Il n’y a guère qu’une règle dans «PlayerUnknown’s Battlegrounds»: être le dernier en vie.

Une faute?

Véritable ovni sorti en accès anticipé le 23 mars sur Steam ainsi que le 12 décembre sur Xbox One, «PlayerUnknown’s Battlegrounds», ou «PUBG» pour les intimes, s’est taillé une solide réputation. Le titre a dépassé les 30 millions d’acheteurs.

Le jeu est largement inspiré par le film japonais «Battle Royale» (2000), où une poignée d’adolescents turbulents s’écharpent sur une île en récupérant des armes disséminées çà et là jusqu’au duel final. Mais «PUBG» a élargi le concept en proposant à cent guerriers d’en découdre sur une carte se réduisant comme peau de chagrin au fil du temps qui passe.
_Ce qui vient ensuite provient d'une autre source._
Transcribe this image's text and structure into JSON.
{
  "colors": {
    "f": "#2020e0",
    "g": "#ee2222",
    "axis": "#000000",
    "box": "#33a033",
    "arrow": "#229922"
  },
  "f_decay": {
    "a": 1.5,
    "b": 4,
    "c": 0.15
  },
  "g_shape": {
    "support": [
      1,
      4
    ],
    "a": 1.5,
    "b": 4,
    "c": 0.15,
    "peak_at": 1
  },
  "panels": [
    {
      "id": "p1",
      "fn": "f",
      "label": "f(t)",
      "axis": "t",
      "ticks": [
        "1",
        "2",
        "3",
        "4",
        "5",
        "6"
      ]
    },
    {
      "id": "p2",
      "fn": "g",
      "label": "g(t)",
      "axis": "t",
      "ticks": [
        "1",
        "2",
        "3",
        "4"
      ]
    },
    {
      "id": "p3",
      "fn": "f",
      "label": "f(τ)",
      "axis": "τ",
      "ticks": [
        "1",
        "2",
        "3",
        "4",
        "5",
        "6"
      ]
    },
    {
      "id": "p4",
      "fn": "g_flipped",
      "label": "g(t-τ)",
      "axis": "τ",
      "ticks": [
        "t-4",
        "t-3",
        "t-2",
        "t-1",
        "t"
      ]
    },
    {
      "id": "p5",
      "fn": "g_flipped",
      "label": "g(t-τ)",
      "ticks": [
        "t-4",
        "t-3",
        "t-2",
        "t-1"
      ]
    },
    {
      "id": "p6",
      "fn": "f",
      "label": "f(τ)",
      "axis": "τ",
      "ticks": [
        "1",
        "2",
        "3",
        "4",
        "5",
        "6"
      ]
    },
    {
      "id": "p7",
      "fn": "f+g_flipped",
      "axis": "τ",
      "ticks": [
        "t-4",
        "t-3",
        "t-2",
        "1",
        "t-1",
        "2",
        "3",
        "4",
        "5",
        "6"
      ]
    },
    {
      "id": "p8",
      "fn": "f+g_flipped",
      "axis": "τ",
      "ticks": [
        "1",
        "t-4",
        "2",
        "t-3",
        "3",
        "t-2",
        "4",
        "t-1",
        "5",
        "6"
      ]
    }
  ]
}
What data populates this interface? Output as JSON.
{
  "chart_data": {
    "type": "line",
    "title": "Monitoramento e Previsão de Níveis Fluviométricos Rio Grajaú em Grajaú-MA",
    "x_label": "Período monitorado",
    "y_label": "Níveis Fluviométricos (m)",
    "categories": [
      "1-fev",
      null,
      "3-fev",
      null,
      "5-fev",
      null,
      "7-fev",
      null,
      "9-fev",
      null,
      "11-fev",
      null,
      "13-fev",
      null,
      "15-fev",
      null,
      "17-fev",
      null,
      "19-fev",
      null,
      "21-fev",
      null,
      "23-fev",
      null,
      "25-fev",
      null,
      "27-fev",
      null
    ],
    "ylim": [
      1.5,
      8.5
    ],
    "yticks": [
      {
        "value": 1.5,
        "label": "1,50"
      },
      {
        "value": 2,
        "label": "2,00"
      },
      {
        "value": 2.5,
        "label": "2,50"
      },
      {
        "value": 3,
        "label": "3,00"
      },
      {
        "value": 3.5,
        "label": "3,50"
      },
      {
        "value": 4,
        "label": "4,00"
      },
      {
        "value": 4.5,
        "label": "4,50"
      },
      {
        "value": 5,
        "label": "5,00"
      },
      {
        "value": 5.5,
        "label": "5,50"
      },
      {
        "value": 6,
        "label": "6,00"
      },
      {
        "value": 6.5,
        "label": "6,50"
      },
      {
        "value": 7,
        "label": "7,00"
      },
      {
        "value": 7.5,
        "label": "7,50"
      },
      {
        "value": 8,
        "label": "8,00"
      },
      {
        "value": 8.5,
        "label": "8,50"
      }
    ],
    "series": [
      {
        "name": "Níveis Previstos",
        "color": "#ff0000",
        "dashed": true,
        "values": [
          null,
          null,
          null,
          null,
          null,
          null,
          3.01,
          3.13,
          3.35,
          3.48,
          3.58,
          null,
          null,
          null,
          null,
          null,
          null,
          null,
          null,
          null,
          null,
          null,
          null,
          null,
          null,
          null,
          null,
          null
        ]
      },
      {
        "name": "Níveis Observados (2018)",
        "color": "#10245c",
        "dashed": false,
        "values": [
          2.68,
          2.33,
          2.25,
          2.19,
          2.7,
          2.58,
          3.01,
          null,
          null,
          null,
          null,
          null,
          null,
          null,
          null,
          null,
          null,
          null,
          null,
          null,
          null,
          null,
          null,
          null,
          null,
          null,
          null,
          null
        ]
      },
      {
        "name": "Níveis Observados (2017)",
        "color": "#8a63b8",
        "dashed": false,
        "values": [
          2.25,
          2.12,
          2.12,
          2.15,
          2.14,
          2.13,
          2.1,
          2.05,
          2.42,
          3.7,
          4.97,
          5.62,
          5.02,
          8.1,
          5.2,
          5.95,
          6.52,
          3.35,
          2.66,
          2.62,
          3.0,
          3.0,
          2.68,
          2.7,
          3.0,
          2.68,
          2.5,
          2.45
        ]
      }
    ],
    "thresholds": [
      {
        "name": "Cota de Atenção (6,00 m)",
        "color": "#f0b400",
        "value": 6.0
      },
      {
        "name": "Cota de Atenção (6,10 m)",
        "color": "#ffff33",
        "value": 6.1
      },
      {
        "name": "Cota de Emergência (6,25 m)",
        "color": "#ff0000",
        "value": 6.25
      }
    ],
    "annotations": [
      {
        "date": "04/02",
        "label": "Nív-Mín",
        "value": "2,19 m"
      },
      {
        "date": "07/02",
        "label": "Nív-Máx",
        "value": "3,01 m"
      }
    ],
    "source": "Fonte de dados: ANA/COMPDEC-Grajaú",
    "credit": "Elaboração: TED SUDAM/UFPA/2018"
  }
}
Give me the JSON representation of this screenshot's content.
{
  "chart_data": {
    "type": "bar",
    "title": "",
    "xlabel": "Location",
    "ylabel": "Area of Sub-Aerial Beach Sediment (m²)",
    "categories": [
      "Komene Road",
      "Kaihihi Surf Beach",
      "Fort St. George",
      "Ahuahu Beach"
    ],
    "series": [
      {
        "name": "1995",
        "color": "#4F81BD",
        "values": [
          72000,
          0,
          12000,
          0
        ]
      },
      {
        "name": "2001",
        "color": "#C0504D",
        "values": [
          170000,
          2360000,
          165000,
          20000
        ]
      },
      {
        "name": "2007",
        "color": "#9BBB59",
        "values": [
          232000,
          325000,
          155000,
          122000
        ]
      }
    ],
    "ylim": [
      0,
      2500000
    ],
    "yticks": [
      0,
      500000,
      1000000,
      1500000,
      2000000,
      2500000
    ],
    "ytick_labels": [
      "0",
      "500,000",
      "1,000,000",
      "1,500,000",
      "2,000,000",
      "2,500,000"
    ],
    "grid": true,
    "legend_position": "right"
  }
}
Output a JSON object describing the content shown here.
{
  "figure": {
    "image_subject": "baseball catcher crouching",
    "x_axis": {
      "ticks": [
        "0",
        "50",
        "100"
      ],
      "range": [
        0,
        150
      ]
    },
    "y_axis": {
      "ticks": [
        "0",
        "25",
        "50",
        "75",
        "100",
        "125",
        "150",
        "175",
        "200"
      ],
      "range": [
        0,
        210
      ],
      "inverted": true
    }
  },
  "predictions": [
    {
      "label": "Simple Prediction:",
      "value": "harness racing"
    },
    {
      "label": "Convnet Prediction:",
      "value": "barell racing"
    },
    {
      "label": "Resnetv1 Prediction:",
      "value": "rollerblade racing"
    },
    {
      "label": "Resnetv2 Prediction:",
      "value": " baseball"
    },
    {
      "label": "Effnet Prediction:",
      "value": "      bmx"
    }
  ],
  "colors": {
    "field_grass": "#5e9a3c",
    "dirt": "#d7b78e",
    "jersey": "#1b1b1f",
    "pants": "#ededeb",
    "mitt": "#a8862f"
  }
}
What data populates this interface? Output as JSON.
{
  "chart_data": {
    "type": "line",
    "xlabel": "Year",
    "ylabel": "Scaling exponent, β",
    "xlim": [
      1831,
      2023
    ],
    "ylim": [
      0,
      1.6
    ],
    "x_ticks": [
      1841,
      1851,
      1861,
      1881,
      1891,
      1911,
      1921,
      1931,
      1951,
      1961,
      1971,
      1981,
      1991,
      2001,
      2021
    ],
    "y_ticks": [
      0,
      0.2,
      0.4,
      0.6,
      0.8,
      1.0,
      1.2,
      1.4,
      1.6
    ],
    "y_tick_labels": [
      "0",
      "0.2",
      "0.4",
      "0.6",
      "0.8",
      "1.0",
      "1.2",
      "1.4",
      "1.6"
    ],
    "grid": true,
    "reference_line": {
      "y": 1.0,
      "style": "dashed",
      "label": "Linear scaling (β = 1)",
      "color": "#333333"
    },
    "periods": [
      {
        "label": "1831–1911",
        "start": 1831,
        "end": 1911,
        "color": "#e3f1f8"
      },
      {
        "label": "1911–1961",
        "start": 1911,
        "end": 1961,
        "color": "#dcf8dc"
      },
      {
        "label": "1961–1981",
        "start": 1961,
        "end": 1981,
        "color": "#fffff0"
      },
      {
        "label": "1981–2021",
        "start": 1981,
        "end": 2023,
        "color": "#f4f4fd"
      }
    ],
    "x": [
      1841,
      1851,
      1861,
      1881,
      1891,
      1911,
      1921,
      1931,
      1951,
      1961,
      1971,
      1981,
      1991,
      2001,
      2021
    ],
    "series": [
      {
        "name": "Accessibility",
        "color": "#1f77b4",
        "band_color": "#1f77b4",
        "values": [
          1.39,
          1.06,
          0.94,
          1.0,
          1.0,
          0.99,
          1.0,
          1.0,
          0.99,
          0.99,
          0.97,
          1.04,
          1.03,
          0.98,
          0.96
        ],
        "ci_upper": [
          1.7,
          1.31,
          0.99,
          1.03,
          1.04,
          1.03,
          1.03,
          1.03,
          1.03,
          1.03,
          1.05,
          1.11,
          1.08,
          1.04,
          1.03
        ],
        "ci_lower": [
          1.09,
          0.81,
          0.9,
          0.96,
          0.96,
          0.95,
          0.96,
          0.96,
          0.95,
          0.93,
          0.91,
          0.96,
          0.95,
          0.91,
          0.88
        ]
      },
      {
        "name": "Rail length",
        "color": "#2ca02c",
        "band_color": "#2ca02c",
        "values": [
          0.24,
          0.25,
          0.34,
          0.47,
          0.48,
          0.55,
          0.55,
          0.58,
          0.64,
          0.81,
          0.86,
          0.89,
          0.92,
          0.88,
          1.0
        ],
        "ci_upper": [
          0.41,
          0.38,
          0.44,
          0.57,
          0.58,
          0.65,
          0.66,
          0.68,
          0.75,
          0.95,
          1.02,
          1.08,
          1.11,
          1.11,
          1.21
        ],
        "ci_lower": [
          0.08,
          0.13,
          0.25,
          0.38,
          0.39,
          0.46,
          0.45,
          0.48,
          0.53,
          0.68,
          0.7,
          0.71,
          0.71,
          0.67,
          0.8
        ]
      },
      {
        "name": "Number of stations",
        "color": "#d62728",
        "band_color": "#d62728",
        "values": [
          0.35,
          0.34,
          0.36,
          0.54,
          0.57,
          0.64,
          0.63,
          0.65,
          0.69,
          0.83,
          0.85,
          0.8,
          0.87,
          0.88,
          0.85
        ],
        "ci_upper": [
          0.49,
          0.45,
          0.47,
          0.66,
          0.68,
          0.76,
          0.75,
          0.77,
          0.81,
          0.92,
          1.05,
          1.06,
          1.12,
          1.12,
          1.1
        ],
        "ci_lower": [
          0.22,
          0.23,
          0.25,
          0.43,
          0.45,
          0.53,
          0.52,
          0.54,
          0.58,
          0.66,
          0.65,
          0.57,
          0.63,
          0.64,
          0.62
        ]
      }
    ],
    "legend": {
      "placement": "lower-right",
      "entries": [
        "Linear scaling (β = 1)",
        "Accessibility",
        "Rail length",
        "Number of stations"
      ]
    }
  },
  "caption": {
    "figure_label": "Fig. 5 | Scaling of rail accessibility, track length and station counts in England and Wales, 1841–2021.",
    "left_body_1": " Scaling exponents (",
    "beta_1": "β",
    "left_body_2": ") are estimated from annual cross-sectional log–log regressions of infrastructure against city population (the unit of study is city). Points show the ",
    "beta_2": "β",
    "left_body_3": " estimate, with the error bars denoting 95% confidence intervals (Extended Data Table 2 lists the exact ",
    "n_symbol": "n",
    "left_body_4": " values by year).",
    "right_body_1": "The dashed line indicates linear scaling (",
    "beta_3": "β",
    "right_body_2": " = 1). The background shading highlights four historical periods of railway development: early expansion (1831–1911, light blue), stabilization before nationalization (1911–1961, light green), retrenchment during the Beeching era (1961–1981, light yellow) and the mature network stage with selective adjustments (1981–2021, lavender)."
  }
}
Si les premières victimes tombent comme des mouches dès le début des hostilités, la tension monte crescendo pour les rares survivants, jusqu’au couronnement du gagnant.

Bien mieux animé et optimisé qu’à son lancement, le titre du studio coréen Bluehole propose une expérience unique et terriblement jouissive lorsque l’on rafle la mise.